All the hundreds of books pouring
off the presses, ninety-nine per cent of them, they’d do better to use the
paper for wrapping takeaways.
The publishers ought to put a
sell-by date on them, because they’re just consumer goods.
It’s so sad. Nothing is sadder than an empty library. I mean a library that’s open, but with no
readers.
Book and reader, if they meet up at
the right moment in a person’s life, it can make sparks fly, set you alight,
change your life.
The inexhaustible milk of human
culture, right here, within our reach. Help
yourself, it’s free. Borrow, because as much as accumulation of material things
impoverishes the soul, cultural abundance enriches it.

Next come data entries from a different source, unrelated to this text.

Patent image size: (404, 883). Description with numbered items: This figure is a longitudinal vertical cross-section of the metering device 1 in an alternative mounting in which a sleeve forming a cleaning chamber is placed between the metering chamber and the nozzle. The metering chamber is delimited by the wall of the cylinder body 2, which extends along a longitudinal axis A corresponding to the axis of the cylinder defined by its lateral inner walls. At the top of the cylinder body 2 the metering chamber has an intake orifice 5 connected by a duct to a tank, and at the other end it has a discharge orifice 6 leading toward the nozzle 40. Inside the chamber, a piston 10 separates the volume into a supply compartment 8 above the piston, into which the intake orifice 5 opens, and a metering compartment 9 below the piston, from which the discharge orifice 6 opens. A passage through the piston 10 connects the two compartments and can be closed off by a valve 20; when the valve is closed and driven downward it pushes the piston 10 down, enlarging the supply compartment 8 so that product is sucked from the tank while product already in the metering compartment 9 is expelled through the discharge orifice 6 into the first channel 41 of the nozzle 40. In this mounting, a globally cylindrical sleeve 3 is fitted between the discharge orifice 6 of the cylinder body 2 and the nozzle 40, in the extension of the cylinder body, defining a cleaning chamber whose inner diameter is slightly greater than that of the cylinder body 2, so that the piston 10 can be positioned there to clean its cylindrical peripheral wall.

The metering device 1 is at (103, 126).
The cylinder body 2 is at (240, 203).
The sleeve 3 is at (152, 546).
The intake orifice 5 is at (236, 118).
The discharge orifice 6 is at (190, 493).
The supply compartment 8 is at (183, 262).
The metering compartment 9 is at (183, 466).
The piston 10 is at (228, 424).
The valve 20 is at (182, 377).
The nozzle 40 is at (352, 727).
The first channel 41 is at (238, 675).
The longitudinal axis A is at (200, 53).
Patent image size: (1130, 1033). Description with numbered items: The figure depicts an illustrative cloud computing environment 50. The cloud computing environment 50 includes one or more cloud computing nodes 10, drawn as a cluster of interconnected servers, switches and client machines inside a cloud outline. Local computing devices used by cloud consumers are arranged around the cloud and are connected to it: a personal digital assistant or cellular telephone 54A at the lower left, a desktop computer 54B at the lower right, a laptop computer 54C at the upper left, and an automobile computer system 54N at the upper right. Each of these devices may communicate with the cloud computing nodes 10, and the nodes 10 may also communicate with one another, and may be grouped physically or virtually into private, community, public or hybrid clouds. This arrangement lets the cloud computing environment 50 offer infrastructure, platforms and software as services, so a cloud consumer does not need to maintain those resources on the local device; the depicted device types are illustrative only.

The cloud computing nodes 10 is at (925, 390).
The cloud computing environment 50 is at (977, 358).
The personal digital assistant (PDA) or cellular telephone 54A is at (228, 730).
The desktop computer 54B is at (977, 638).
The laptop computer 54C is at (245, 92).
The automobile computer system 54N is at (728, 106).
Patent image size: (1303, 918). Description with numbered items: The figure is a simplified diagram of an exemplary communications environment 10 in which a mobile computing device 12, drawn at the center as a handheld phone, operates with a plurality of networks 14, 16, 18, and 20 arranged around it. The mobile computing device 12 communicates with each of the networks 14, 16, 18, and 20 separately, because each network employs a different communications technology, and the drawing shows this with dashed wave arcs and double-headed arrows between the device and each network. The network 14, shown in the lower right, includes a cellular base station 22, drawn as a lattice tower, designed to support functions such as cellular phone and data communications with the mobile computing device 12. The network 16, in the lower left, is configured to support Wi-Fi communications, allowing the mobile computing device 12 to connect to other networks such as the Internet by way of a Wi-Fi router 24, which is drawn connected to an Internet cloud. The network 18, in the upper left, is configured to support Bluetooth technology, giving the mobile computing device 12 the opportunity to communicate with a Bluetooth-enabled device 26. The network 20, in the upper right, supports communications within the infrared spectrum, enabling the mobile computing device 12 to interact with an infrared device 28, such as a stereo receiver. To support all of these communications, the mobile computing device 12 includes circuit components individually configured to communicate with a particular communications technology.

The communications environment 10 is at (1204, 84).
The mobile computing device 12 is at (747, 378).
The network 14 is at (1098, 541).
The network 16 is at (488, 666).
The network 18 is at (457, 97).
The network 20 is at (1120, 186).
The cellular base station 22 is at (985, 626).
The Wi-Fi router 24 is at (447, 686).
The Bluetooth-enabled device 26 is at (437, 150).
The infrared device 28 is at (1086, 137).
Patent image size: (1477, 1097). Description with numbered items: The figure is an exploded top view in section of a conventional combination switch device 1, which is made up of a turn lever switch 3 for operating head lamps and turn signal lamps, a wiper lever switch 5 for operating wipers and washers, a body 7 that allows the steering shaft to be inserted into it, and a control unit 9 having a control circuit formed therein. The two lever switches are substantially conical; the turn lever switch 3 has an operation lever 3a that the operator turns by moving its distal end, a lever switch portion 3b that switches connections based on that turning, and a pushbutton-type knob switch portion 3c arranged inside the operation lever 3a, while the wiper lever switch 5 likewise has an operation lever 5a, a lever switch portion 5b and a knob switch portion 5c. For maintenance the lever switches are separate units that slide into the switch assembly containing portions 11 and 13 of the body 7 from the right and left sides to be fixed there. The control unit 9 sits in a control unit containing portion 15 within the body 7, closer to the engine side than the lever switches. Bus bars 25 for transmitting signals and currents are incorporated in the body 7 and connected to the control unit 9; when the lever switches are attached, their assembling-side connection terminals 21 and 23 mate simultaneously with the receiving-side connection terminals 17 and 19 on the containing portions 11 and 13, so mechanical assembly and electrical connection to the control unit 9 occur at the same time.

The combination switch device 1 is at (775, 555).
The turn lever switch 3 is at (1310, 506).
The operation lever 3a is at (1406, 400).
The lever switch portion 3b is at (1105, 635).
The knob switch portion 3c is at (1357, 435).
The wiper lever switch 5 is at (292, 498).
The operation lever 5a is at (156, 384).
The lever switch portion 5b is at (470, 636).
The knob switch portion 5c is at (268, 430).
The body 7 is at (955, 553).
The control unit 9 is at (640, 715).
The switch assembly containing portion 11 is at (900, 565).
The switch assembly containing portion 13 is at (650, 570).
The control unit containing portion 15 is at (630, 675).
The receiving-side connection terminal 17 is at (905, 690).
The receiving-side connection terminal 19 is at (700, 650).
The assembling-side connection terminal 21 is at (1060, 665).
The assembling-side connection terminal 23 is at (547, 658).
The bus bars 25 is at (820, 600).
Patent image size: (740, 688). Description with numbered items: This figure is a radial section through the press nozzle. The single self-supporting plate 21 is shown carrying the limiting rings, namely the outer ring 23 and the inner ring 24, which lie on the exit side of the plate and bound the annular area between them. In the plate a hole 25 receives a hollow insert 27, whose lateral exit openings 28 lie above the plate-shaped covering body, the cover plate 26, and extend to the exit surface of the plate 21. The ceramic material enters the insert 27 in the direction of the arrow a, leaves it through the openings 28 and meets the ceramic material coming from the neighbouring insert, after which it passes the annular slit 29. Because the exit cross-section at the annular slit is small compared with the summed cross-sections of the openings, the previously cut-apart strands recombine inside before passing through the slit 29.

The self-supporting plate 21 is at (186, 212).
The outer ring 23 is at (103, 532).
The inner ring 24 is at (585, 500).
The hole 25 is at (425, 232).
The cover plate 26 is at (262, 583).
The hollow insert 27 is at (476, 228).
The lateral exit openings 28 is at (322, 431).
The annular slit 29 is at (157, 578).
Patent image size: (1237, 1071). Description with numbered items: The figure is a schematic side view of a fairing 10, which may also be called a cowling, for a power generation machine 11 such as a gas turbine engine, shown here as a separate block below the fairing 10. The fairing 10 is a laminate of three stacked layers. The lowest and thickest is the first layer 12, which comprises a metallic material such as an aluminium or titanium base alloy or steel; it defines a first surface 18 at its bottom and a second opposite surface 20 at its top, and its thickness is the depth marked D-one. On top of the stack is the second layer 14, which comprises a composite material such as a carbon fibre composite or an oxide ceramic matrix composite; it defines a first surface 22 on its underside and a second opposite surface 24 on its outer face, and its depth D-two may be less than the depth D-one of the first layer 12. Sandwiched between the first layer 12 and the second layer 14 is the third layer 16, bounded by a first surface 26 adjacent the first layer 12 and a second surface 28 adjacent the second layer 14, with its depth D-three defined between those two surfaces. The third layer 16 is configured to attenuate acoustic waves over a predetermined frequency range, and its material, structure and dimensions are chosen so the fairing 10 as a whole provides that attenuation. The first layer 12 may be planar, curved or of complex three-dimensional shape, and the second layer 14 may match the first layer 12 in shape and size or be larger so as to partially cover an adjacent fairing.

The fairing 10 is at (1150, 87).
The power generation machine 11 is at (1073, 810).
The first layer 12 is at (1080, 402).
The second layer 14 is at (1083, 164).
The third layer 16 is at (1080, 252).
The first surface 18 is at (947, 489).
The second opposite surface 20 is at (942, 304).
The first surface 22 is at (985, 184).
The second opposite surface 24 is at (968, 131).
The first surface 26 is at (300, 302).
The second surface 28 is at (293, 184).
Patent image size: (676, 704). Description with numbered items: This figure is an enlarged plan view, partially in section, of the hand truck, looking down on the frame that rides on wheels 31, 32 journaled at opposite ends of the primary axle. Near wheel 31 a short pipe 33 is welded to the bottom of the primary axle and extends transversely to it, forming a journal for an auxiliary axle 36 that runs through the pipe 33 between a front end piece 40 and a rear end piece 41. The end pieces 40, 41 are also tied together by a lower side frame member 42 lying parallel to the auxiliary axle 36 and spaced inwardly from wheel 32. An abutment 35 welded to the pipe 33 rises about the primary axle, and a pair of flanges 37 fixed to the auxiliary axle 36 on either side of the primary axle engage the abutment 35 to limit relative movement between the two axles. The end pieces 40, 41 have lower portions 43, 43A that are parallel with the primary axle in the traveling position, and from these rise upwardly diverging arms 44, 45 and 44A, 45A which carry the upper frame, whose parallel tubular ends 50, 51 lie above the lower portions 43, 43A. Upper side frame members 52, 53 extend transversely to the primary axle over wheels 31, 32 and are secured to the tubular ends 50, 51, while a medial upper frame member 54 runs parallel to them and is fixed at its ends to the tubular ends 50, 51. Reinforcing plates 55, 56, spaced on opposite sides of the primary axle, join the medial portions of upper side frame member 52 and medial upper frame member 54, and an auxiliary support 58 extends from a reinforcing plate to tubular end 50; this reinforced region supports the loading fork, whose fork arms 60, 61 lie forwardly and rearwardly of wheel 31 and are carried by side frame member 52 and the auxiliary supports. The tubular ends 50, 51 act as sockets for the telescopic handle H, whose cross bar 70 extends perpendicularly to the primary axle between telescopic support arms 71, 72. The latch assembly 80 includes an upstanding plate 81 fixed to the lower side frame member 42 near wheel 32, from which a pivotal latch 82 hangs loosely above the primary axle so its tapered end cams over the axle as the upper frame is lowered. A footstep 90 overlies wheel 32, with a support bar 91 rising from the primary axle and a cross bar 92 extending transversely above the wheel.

Even me, do you think I’ve got
things under control here? Not at all, I’m
their slave. If they’re in the wrong order,
they start shouting at me, and I have to hurry along like a servant to put them
right, get them into the proper shelf.
Go on, you’ve got plenty of
intelligence, so let’s say you read two books a week, for fifty years in your
lifetime, you’ll have read how many?
Five thousand. That’s nothing.
Nothing at all, compared to what we have here; two hundred and fifty thousand,
seven hundred different books. And in
the National Library, they’ve got fourteen million. We’re just cockroaches.
And I like to see people losing
their library cherry. Oh well, of
course, if the first time is a fiasco, it’ll be hard to carry on.
Writing only happens when something’s
wrong. If everyone on earth was happy,
they wouldn’t write anything except recipes and postcards, and there wouldn’t
be any books, or literature, or libraries.